To develop Systems Analysis, Autodesk used DOE’s open-source OpenStudio® Software Development Kit (SDK). OpenStudio imports Revit data in gbXML format to create the basic architectural model, then applies OpenStudio Measures (short scripts) to configure the HVAC system. OpenStudio then simulates the models using EnergyPlus, analyzes the output, and reports the results. As with other OpenStudio-based tools, users can create their own custom Measures for model transformation and reporting. Regarding the new tool kit available to Revit users, Molloy explains, “EnergyPlus brings great credibility, and the fact that everything works through gbXML and the OpenStudio SDK makes it open and easily extensible. DOE and NREL deserve credit and thanks for this vision.”

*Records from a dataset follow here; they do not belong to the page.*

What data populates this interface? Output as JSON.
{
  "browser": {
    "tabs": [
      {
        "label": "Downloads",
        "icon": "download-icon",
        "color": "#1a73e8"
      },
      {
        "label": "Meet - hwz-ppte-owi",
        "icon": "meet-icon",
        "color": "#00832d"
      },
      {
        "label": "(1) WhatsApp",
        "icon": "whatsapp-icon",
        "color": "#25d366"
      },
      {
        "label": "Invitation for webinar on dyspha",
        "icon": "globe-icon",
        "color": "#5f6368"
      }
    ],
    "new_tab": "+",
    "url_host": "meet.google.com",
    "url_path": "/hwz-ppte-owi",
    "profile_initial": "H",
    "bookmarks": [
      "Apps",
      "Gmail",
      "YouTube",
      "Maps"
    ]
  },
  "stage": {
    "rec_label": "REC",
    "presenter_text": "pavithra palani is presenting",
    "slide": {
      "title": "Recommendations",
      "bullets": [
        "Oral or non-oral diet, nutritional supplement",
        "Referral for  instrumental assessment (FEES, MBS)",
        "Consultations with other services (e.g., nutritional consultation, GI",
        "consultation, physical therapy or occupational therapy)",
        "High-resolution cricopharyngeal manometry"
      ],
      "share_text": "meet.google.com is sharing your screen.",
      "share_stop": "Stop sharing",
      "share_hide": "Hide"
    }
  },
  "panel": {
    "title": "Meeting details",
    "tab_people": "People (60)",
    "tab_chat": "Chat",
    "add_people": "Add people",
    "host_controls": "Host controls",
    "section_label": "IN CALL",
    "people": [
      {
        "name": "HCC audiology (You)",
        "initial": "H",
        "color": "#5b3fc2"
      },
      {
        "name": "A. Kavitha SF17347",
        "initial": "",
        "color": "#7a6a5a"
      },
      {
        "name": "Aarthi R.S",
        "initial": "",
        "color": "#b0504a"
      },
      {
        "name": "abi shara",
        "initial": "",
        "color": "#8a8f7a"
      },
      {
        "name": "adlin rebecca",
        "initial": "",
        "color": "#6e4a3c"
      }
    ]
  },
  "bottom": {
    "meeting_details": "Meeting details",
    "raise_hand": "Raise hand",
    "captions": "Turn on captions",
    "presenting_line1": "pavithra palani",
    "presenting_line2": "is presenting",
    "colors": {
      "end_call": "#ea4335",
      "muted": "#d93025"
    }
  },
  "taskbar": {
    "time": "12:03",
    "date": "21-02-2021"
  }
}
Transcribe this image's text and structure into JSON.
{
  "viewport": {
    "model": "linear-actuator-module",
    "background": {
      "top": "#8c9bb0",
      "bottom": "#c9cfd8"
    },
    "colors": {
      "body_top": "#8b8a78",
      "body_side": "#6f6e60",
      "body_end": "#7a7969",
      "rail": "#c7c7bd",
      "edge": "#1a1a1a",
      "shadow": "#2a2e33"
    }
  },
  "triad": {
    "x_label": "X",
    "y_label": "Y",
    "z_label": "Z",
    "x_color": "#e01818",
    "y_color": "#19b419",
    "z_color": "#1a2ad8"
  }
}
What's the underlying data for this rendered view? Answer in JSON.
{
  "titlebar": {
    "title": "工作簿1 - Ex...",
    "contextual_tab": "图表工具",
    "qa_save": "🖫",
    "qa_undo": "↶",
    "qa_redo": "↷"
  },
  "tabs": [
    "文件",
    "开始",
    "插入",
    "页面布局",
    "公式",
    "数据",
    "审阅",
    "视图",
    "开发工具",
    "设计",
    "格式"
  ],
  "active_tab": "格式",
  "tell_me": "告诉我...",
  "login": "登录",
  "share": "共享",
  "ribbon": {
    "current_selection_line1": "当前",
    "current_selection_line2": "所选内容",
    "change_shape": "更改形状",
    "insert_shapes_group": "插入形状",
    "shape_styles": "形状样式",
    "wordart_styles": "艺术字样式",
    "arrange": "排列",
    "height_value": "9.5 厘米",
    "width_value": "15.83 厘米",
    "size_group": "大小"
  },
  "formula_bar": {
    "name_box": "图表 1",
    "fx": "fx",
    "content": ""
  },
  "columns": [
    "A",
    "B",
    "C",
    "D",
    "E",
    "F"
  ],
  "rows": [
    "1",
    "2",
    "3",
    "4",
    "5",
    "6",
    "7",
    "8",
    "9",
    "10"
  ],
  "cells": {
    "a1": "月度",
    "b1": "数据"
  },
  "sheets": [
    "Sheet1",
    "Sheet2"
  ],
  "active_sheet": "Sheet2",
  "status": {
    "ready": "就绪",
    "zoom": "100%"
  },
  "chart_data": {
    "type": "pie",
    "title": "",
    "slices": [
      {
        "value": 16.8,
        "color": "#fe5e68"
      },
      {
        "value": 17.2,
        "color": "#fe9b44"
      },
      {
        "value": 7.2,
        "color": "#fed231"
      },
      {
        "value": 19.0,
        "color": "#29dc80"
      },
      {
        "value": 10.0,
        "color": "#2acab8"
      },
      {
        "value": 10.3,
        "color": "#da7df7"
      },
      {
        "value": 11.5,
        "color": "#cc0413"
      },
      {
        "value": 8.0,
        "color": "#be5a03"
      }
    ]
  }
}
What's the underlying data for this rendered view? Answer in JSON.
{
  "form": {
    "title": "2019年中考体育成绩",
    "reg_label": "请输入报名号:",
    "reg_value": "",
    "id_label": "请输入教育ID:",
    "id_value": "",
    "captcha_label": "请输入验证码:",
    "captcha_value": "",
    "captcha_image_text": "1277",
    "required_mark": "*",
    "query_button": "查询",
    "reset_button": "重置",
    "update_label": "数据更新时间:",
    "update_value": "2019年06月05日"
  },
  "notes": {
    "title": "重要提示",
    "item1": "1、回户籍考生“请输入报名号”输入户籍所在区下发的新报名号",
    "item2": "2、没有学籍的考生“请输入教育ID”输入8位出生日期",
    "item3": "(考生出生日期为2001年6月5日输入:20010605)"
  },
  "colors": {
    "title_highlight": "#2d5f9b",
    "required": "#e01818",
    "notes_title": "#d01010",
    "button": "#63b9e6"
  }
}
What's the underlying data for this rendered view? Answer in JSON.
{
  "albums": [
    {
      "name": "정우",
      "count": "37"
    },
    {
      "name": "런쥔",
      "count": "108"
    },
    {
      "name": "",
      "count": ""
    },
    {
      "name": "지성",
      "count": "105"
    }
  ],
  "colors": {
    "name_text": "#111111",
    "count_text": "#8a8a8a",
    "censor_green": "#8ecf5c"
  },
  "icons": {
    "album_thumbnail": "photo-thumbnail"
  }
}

The collaboration with Autodesk represents NREL’s latest contribution to accelerating the building industry’s use of BEM. Working together with other national laboratories, universities, and contractors, NREL develops open-source software for building energy analysis. Companies then embed this software into commercial products for the architectural and building engineering sector. Autodesk’s decision to integrate DOE’s open-source BEM software into the world’s most popular building design software represents a significant vote of confidence for this cooperation approach.
“DOE developed EnergyPlus hoping that public- and private-sector vendors would integrate its advanced BEM capabilities into end-user products and services. NREL designed the OpenStudio SDK — and more recently redesigned it — to facilitate and accelerate this integration,” says Roth. “Revit Systems Analysis is the most recent, and potentially the most broadly impactful, instance of this vision.”